Thursday night in the City is chock-a-block. Standing room only in every pub. Sometimes not even that. For many, Friday is a write-off and so is Saturday if the workload at A&E departments all over the country is anything to go by. While on a visit to a Neuro-surgical Intensive Care Unit in Scotland, the recurring theme was ‘fell off a bar stool’, ‘fell off a bar stool’ and ‘fell off a bar stool’.
Today I anaesthetised for a hand surgeon and of the 6 patients on my list, 2 young men landed up there because they punched a wall, a mirror or a glass window in a state of extreme drunkenness.
There is widespread social approval of excessive alcohol consumption for nearly all social strata and all age groups in our society. Alcohol is a depressant. It is often used as an unhealthy coping mechanism by the young and old alike. The more one drinks, the more one needs to drink for the same effect – tolerance.
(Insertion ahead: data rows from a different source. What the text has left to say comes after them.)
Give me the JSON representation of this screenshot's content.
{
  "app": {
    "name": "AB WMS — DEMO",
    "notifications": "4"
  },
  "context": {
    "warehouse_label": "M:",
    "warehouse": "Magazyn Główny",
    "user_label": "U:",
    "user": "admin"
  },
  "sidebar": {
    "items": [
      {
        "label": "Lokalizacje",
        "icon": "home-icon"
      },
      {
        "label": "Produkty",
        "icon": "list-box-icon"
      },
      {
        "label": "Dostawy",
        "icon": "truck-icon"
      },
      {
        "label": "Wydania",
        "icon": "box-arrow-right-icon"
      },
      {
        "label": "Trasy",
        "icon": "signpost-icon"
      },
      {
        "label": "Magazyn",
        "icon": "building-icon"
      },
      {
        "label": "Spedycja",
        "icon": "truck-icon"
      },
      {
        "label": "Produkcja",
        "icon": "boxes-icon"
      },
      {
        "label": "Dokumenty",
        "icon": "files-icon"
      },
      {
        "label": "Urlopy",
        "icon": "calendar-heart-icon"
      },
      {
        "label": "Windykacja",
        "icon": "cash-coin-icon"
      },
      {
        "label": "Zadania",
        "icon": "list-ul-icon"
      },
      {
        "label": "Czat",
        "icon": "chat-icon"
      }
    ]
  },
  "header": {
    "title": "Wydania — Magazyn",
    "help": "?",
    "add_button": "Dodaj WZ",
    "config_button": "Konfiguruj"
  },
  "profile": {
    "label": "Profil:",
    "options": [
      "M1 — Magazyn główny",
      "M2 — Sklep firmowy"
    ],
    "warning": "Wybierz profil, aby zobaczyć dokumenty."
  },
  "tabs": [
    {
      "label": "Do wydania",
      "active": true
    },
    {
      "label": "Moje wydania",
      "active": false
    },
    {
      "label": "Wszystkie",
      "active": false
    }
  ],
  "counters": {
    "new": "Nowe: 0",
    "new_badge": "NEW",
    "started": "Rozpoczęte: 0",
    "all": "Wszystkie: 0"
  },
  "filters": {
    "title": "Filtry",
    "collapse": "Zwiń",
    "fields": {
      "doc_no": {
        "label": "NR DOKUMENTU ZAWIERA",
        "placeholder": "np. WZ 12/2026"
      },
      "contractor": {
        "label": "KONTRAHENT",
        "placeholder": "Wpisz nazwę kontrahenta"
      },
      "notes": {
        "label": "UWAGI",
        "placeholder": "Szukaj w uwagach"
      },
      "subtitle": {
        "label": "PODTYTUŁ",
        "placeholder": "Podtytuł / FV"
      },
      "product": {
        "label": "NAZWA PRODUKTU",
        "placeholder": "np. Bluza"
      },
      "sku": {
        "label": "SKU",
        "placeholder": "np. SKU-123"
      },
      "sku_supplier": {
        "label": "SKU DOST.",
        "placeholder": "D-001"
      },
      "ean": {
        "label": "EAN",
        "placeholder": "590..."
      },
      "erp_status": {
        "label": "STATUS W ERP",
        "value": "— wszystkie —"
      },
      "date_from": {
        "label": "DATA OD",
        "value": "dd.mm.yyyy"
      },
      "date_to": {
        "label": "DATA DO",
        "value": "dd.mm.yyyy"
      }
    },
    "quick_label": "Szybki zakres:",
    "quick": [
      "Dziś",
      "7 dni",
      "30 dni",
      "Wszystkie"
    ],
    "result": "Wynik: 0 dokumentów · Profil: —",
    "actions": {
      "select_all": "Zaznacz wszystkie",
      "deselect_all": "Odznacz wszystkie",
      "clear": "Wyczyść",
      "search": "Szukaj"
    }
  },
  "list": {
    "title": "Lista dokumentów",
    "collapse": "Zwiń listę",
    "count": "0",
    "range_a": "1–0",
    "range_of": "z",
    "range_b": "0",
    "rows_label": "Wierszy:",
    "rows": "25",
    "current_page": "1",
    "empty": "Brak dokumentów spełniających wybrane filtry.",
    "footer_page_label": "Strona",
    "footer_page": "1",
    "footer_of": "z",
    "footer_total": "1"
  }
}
When young people drink heavily, it has a serious negative effect on the development of their young adolescent brains. If everyone drank responsibly, the NHS would save billions of pounds.
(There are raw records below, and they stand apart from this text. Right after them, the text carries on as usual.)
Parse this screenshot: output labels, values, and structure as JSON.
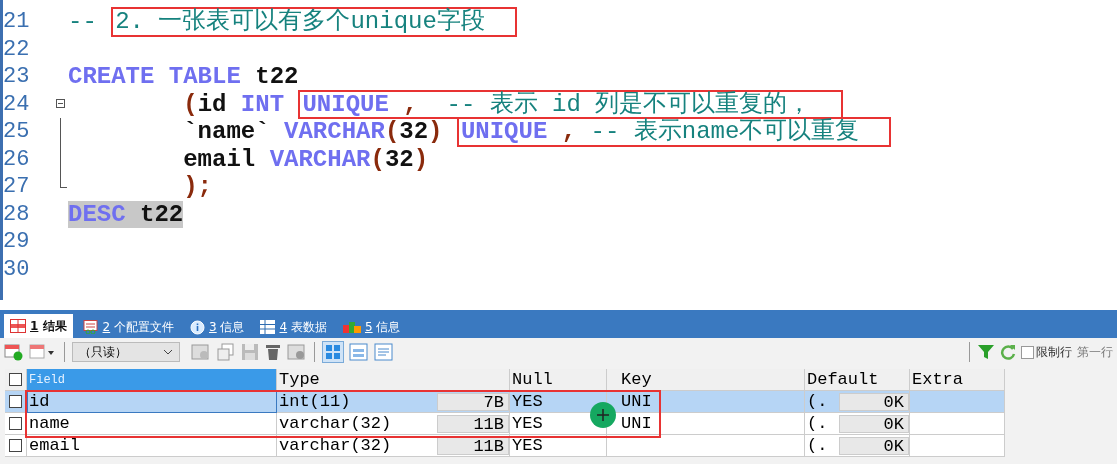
{
  "editor": {
    "lines": [
      {
        "number": "21",
        "kind": "plain",
        "highlighted": false,
        "tokens": [
          {
            "text": "-- ",
            "kind": "comment"
          }
        ],
        "boxed": [
          {
            "text": "2. 一张表可以有多个unique字段",
            "kind": "comment"
          }
        ]
      },
      {
        "number": "22",
        "kind": "plain",
        "highlighted": false
      },
      {
        "number": "23",
        "kind": "plain",
        "highlighted": false,
        "tokens": [
          {
            "text": "CREATE TABLE",
            "kind": "keyword"
          },
          {
            "text": " t22",
            "kind": "plain"
          }
        ]
      },
      {
        "number": "24",
        "kind": "open",
        "highlighted": false,
        "tokens": [
          {
            "text": "        (",
            "kind": "paren"
          },
          {
            "text": "id ",
            "kind": "plain"
          },
          {
            "text": "INT ",
            "kind": "keyword"
          }
        ],
        "boxed": [
          {
            "text": "UNIQUE",
            "kind": "keyword"
          },
          {
            "text": " ,  ",
            "kind": "paren"
          },
          {
            "text": "-- 表示 id 列是不可以重复的，",
            "kind": "comment"
          }
        ]
      },
      {
        "number": "25",
        "kind": "inner",
        "highlighted": false,
        "tokens": [
          {
            "text": "        `name` ",
            "kind": "plain"
          },
          {
            "text": "VARCHAR",
            "kind": "keyword"
          },
          {
            "text": "(",
            "kind": "paren"
          },
          {
            "text": "32",
            "kind": "plain"
          },
          {
            "text": ") ",
            "kind": "paren"
          }
        ],
        "boxed": [
          {
            "text": "UNIQUE",
            "kind": "keyword"
          },
          {
            "text": " , ",
            "kind": "paren"
          },
          {
            "text": "-- 表示name不可以重复",
            "kind": "comment"
          }
        ]
      },
      {
        "number": "26",
        "kind": "inner",
        "highlighted": false,
        "tokens": [
          {
            "text": "        email ",
            "kind": "plain"
          },
          {
            "text": "VARCHAR",
            "kind": "keyword"
          },
          {
            "text": "(",
            "kind": "paren"
          },
          {
            "text": "32",
            "kind": "plain"
          },
          {
            "text": ")",
            "kind": "paren"
          }
        ]
      },
      {
        "number": "27",
        "kind": "end",
        "highlighted": false,
        "tokens": [
          {
            "text": "        );",
            "kind": "paren"
          }
        ]
      },
      {
        "number": "28",
        "kind": "plain",
        "highlighted": true,
        "tokens": [
          {
            "text": "DESC",
            "kind": "keyword"
          },
          {
            "text": " t22",
            "kind": "plain"
          }
        ]
      },
      {
        "number": "29",
        "kind": "plain",
        "highlighted": false
      },
      {
        "number": "30",
        "kind": "plain",
        "highlighted": false
      }
    ]
  },
  "result_tabs": [
    {
      "number": "1",
      "label": "结果",
      "selected": true
    },
    {
      "number": "2",
      "label": "个配置文件",
      "selected": false
    },
    {
      "number": "3",
      "label": "信息",
      "selected": false
    },
    {
      "number": "4",
      "label": "表数据",
      "selected": false
    },
    {
      "number": "5",
      "label": "信息",
      "selected": false
    }
  ],
  "toolbar": {
    "mode_select": "（只读）",
    "limit_rows": {
      "label": "限制行",
      "checked": false
    },
    "first_row_label": "第一行"
  },
  "table": {
    "all_checked": false,
    "columns": [
      "Field",
      "Type",
      "Null",
      "Key",
      "Default",
      "Extra"
    ],
    "rows": [
      {
        "selected": true,
        "checked": false,
        "field": "id",
        "type": "int(11)",
        "size": "7B",
        "null": "YES",
        "key": "UNI",
        "default_prefix": "(.",
        "default": "0K"
      },
      {
        "selected": false,
        "checked": false,
        "field": "name",
        "type": "varchar(32)",
        "size": "11B",
        "null": "YES",
        "key": "UNI",
        "default_prefix": "(.",
        "default": "0K"
      },
      {
        "selected": false,
        "checked": false,
        "field": "email",
        "type": "varchar(32)",
        "size": "11B",
        "null": "YES",
        "default_prefix": "(.",
        "default": "0K"
      }
    ]
  }
}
Jung said that these behaviours – smoking, drinking, avoiding, not being able to achieve an intimacy with others, point to “a fatal resistance to life in this world”.
Here is a set of ideas penned down by an anonymous author:
We drank for joy and became miserable.
We drank to be sociable and became argumentative.
We drank to feel sophisticated and became obnoxious.
We drank for friendship but made enemies.
We drank to help us sleep but woke up exhausted.
We drank to feel strong and it made us weaker.
We drank for exhilaration but ended up depressed.
We drank to help us calm down and ended up with the shakes.
We drank to gain confidence and became afraid.
We drank to make conversation flow more easily and the words came out slurred.
We drank to lessen our problems and saw them multiply.
We drank to feel heavenly and felt like hell.